Leo Pessini: a Bioética da Amizade
No dia 24 de julho, a Ordem dos Ministros de Enfermos, os Camilianos, perdeu o Superior Geral em exercício. A Bioética brasileira perdeu uma das figuras mais proeminentes das últimas décadas. E eu perdi um grande amigo. Uma amizade de quase 40 anos, que teve início na década de 80, quando o padre Leocir Pessini iniciava sua caminhada como capelão do Hospital das Clínicas enquanto eu era um médico recém-formado. Brincávamos entre nós, os recém-graduados, que eu era o R1 (em referência ao primeiro ano de residência médica) e ele era o P1, porque acabava de se ordenar sacerdote.

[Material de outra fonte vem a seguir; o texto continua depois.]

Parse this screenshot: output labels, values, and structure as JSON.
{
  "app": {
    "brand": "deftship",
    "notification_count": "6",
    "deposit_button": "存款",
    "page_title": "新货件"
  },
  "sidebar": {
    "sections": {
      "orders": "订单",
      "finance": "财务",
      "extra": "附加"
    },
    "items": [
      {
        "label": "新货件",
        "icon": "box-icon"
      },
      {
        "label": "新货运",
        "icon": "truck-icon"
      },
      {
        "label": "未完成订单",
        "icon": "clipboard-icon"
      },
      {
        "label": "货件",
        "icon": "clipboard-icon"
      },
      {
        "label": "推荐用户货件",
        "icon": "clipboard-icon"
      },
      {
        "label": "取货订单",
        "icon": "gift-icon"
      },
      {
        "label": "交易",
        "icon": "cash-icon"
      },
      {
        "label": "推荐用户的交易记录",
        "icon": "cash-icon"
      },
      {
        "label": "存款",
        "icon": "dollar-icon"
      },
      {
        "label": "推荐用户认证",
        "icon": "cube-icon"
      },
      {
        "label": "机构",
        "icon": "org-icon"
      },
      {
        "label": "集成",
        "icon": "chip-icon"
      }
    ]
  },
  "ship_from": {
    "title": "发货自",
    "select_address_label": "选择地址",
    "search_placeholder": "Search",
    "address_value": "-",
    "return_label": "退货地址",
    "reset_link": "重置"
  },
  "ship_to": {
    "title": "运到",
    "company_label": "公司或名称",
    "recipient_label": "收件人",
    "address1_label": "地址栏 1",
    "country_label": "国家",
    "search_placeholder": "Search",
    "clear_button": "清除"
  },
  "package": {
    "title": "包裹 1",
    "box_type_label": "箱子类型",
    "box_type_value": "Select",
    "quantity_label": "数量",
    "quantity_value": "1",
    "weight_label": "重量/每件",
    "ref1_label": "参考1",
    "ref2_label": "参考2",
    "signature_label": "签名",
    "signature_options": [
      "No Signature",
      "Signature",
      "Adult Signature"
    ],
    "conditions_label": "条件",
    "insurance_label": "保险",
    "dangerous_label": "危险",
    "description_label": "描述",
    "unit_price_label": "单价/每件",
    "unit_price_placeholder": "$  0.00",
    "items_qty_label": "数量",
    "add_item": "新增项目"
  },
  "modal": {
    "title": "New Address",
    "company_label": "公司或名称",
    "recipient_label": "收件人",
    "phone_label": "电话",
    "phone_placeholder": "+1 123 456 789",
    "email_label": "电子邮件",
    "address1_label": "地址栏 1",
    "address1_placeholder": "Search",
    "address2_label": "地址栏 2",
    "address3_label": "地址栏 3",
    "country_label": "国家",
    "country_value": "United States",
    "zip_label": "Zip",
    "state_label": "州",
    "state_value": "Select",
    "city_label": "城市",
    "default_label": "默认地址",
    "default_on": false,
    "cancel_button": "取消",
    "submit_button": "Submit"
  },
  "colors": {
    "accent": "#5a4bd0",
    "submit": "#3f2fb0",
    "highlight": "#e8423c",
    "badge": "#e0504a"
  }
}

Nos encontrávamos com frequência nos corredores do HC, na capela do décimo primeiro andar – que, por sinal, tinha pinturas de Fúlvio Pennacchi, que coincidentemente acabaria sendo meu paciente anos depois, até seus últimos momentos de vida. Vários colegas da minha turma ainda se lembram dos “pedidos de consulta” que fazíamos ao Pe. Leo para atender espiritualmente nossos pacientes ou conceder a Unção dos Enfermos. Junto com o entusiasmo por exercer a profissão, o hábito de chamar o capelão foi uma “moda que pegou” entre os jovens médicos. Muitas histórias emblemáticas acodem à memória. O paciente que melhorou depois da Unção e que alguém sugeriu ministrar a cada 12 horas… Ou aquele colega que professava um ateísmo formal e mandou chamar o capelão de madrugada, porque o paciente assim o desejava. Diante da expressão de surpresa da enfermeira, o médico explicou: “Sou ateu, sim, mas o paciente não tem nada a ver com isso”.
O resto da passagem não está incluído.